Our events in the Hague this week go to the heart of the issue: a panel event “Investigating and Prosecuting Ecocide” will examine the current and future role of the ICC in prosecuting environmental crimes, while a workshop event “Building Alliances in the Face of Ecocide” will examine ecocides currently going unprevented in all regions of the world, the procedures for putting in place a standalone crime of ecocide, the risks involved and potential courses of action going forward.
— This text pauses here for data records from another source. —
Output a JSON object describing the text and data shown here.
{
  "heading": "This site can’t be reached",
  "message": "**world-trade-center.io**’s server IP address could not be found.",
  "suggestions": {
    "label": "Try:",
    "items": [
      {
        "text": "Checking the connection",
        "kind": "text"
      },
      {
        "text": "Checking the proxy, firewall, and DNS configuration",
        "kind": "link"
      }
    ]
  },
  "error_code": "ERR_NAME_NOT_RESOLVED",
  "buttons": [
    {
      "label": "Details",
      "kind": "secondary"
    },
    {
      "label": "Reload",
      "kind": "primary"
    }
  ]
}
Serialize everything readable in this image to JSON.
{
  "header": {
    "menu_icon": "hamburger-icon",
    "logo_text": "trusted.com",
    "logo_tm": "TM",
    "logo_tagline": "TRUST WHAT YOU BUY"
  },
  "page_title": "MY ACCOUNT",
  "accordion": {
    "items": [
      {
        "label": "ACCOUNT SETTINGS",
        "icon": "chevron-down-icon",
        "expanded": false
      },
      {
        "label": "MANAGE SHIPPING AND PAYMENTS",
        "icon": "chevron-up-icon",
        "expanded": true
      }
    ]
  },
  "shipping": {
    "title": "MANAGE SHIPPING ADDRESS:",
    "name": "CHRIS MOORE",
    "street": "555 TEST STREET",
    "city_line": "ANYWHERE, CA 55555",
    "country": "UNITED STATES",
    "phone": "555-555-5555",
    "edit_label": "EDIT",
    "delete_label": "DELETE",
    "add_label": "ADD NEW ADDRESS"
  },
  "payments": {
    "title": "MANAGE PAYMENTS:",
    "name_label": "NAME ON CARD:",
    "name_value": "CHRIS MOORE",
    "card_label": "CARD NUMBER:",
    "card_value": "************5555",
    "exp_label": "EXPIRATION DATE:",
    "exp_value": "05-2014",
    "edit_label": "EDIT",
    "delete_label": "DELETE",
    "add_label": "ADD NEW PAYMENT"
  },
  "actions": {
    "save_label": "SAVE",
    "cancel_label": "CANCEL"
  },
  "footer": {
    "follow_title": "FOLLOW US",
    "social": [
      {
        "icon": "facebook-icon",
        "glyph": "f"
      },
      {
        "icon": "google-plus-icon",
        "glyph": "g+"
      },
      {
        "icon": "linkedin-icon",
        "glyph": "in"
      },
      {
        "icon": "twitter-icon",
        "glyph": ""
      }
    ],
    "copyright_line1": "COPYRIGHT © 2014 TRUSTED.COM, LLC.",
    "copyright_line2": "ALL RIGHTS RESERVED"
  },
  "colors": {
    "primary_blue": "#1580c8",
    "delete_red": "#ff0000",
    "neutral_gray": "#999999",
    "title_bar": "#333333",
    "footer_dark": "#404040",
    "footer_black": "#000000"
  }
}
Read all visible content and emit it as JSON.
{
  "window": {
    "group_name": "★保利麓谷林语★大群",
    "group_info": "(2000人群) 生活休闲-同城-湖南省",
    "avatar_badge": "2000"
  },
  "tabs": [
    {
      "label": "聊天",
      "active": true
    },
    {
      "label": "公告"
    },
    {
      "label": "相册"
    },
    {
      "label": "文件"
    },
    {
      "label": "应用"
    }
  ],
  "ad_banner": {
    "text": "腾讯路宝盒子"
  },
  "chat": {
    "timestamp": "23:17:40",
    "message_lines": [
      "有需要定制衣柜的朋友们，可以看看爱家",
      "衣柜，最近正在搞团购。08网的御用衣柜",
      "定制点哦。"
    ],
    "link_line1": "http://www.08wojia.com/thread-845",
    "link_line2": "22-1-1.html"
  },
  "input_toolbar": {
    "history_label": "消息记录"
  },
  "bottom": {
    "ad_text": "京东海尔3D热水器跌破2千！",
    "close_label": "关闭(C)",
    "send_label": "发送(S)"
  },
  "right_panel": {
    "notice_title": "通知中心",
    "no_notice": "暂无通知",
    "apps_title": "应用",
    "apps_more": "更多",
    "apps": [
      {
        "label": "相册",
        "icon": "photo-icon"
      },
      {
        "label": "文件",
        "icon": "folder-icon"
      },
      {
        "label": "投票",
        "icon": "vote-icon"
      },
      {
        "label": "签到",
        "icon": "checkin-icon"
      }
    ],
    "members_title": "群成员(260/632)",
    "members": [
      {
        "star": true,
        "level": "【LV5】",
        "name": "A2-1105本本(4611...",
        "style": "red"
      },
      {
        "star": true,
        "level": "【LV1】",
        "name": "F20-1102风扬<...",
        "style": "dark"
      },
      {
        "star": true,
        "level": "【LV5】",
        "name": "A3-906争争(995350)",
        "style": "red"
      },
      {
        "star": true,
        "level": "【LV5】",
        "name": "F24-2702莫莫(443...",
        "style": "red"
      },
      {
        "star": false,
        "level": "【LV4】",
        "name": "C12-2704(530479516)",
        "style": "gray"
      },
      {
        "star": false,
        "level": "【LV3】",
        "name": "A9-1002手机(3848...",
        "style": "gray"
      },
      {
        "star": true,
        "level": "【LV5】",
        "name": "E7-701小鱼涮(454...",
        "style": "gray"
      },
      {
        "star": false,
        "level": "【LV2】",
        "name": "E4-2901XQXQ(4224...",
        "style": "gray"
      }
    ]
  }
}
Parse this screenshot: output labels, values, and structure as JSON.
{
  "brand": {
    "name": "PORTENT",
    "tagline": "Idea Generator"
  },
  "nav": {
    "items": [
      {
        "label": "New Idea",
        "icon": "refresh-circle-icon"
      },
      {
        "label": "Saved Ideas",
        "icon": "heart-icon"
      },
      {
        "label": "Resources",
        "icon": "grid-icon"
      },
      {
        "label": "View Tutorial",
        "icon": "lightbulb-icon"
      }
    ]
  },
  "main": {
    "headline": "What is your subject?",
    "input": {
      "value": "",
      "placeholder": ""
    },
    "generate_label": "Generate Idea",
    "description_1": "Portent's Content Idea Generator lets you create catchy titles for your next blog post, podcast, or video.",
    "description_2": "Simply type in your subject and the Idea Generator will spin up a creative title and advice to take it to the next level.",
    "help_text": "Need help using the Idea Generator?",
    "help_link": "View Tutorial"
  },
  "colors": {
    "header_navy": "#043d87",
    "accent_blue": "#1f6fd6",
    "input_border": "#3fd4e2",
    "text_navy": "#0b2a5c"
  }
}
2020, a historic turning point?

The earliest an amendment could be proposed to the Rome Statute is in 2020 before the end of August, as three months must elapse before the subsequent meeting of States Parties in December. To take the amendment up for discussion, a simple majority of those present and voting at the meeting is required. We believe it is no overstatement to say the adoption of an international crime of ecocide will constitute a historic turning point with far-reaching consequences across all spheres of human activity. We also believe that in the light of current climate science and rates of ecosystem destruction, failure to take this step will have – indeed is already having – dire consequences for all species including our own, consequences which are amply outlined elsewhere. We therefore believe that this law will have to be adopted at some point. Our job is simply to accelerate the inevitable in time to restore the possibility of a thriving co-existence of humanity with the rest of life on this remarkable planet.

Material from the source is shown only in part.